Станция называлась – Галич.
Визбор
Я учился на третьем курсе, когда приятель позвал меня в гости к Визбору.
Это было чистое нахальство: мало того, что приятель сам напросился к классику (взять интервью для какого-то студенческого листка), так еще и взял с собой меня – Визбора, полагаю, не спросивши.
Мы приперлись в чужую квартиру на Садовом кольце и часа два торчали на кухне у Юрия Иосифовича, испытывая его гостеприимство, – которое мне нынешнему кажется запредельным. Я бы выгнал таких нахалов очень быстро.
Пропорций я тогда не осознавал. Я был переполнен своей жизнью – студией, спектаклями, стихами… – и не очень понимал, у кого на кухне сижу. Та самая масштабная сетка еще не устоялась, и я, юная дурачина, трындел без умолку.
Кто бы дал мне сейчас поговорить пару часиков с Юрием Иосифовичем… Я бы, пожалуй, больше молчал.
Маугли и стая
В сентябре 1976 года студия Табакова стала курсом ГИТИСа. К девяти московским школьникам, уцелевшим после табаковских экзекуций, добавились приезжие таланты…

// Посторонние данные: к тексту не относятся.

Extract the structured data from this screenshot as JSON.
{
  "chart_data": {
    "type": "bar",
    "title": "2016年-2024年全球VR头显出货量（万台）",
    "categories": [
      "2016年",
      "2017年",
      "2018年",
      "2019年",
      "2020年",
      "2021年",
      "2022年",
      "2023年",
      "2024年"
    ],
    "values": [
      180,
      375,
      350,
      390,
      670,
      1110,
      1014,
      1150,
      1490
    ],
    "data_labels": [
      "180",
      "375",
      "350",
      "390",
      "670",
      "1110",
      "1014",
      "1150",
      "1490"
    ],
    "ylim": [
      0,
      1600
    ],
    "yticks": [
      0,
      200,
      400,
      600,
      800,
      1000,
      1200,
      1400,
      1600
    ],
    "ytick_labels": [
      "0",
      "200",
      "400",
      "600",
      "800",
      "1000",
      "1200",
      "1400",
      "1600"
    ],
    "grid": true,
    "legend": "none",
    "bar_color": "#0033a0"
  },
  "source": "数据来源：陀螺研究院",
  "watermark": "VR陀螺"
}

Ни режиссером, ни артистом я не стал, но юность, проведенную в «Табакерке», до сих пор считаю одним из главных везений своей жизни. Говоря точнее, я считаю это главным везением – после самого главного: того, что родился у собственных родителей, а не по соседству.

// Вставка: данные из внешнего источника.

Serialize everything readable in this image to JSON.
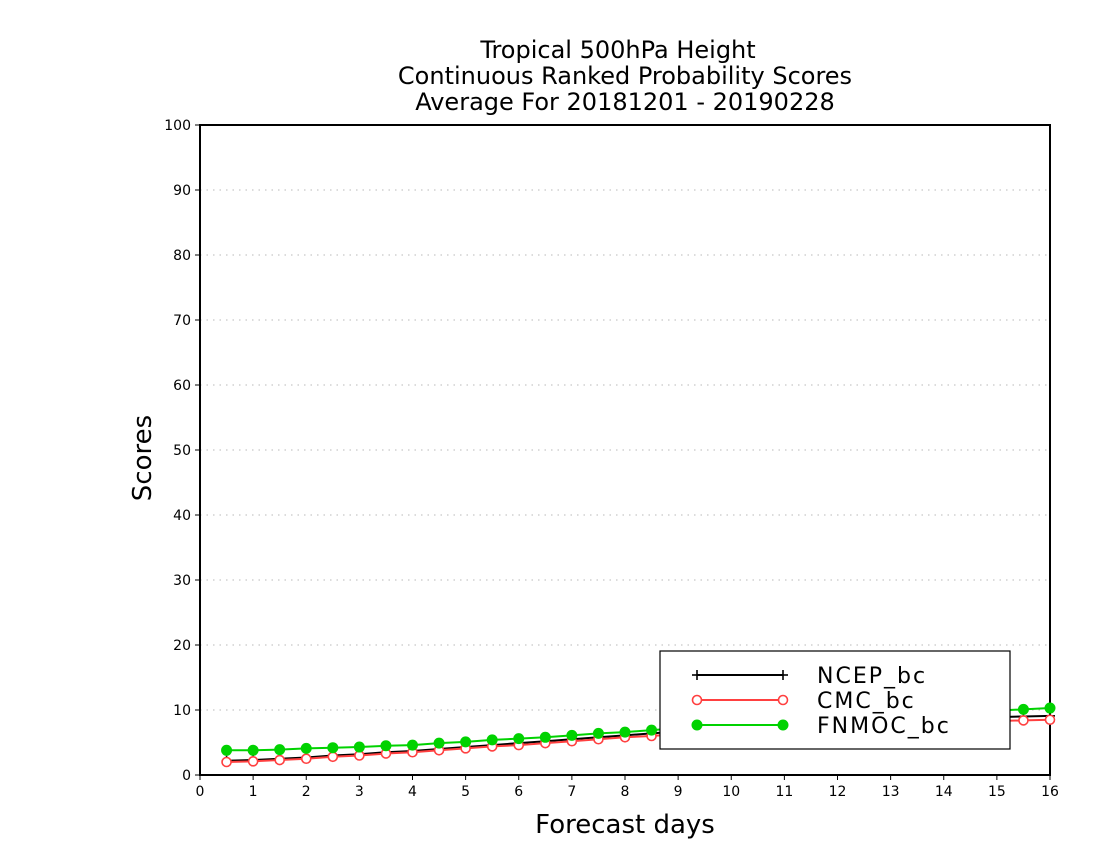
{
  "chart_data": {
    "type": "line",
    "title_lines": [
      "Tropical 500hPa Height",
      "Continuous Ranked Probability Scores",
      "Average For 20181201 - 20190228"
    ],
    "xlabel": "Forecast days",
    "ylabel": "Scores",
    "xlim": [
      0,
      16
    ],
    "ylim": [
      0,
      100
    ],
    "xticks": [
      0,
      1,
      2,
      3,
      4,
      5,
      6,
      7,
      8,
      9,
      10,
      11,
      12,
      13,
      14,
      15,
      16
    ],
    "yticks": [
      0,
      10,
      20,
      30,
      40,
      50,
      60,
      70,
      80,
      90,
      100
    ],
    "grid": "horizontal dotted",
    "legend_position": "bottom-right",
    "x": [
      0.5,
      1,
      1.5,
      2,
      2.5,
      3,
      3.5,
      4,
      4.5,
      5,
      5.5,
      6,
      6.5,
      7,
      7.5,
      8,
      8.5,
      9,
      9.5,
      10,
      10.5,
      11,
      11.5,
      12,
      12.5,
      13,
      13.5,
      14,
      14.5,
      15,
      15.5,
      16
    ],
    "series": [
      {
        "name": "NCEP_bc",
        "color": "#000000",
        "marker": "plus",
        "values": [
          2.2,
          2.3,
          2.5,
          2.7,
          3.0,
          3.2,
          3.5,
          3.7,
          4.0,
          4.3,
          4.6,
          4.9,
          5.2,
          5.5,
          5.8,
          6.1,
          6.4,
          6.7,
          7.0,
          7.2,
          7.4,
          7.6,
          7.8,
          8.0,
          8.2,
          8.4,
          8.6,
          8.7,
          8.8,
          8.9,
          9.0,
          9.1
        ]
      },
      {
        "name": "CMC_bc",
        "color": "#ff4040",
        "marker": "open-circle",
        "values": [
          2.0,
          2.1,
          2.3,
          2.5,
          2.8,
          3.0,
          3.3,
          3.5,
          3.8,
          4.1,
          4.4,
          4.6,
          4.9,
          5.2,
          5.5,
          5.8,
          6.0,
          6.3,
          6.5,
          6.7,
          6.9,
          7.1,
          7.3,
          7.5,
          7.7,
          7.8,
          8.0,
          8.1,
          8.2,
          8.3,
          8.4,
          8.5
        ]
      },
      {
        "name": "FNMOC_bc",
        "color": "#00d200",
        "marker": "filled-circle",
        "values": [
          3.8,
          3.8,
          3.9,
          4.1,
          4.2,
          4.3,
          4.5,
          4.6,
          4.9,
          5.1,
          5.4,
          5.6,
          5.8,
          6.1,
          6.4,
          6.6,
          6.9,
          7.2,
          7.5,
          7.8,
          8.0,
          8.3,
          8.5,
          8.7,
          8.9,
          9.1,
          9.3,
          9.5,
          9.7,
          9.9,
          10.1,
          10.3
        ]
      }
    ]
  }
}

Тренеры учат прыгунов в высоту целиться выше планки: гравитация сделает свое черное дело сама. У нас были хорошие тренеры, и в шестнадцать-семнадцать лет мы хотели быть лучшими. Мы были влюблены друг в друга и в наш будущий театр, на студийных собраниях кипели шекспировские страсти… Смертей не зафиксировано, но обморок от переизбытка эмоций я видел своими глазами.
Планка была поставлена на мировой рекорд. А уж кто, как и докуда долетел – распорядилась судьба.
Среди «табаковцев» первого призыва сегодня есть и «народные», и просто хорошие артисты; кто-то выбыл из этой гонки, кто-то спился. Многие уже не живут на белом свете. А те, которые живут, делают это в Киеве, в Монреале, в Москве, Нью-Джерси… В страну басков уводят следы польской красавицы Марыси Шиманской (помните, ровеснички, блондинку из фильма «Берегите женщин»? – ну, то-то…)
А еще – на нашем курсе училась Лена Майорова…
Синеглазая Багира
Я бы слукавил, если бы сказал, что ее будущий взлет был виден в ту пору. Нет, – в ту пору видно было только, что в Ленке обитает огромный темперамент. Малоуправляемый, он даже немного пугал: в игру она включалась абсолютно, и поначалу больше восхищала самоотдачей, чем художественным результатом.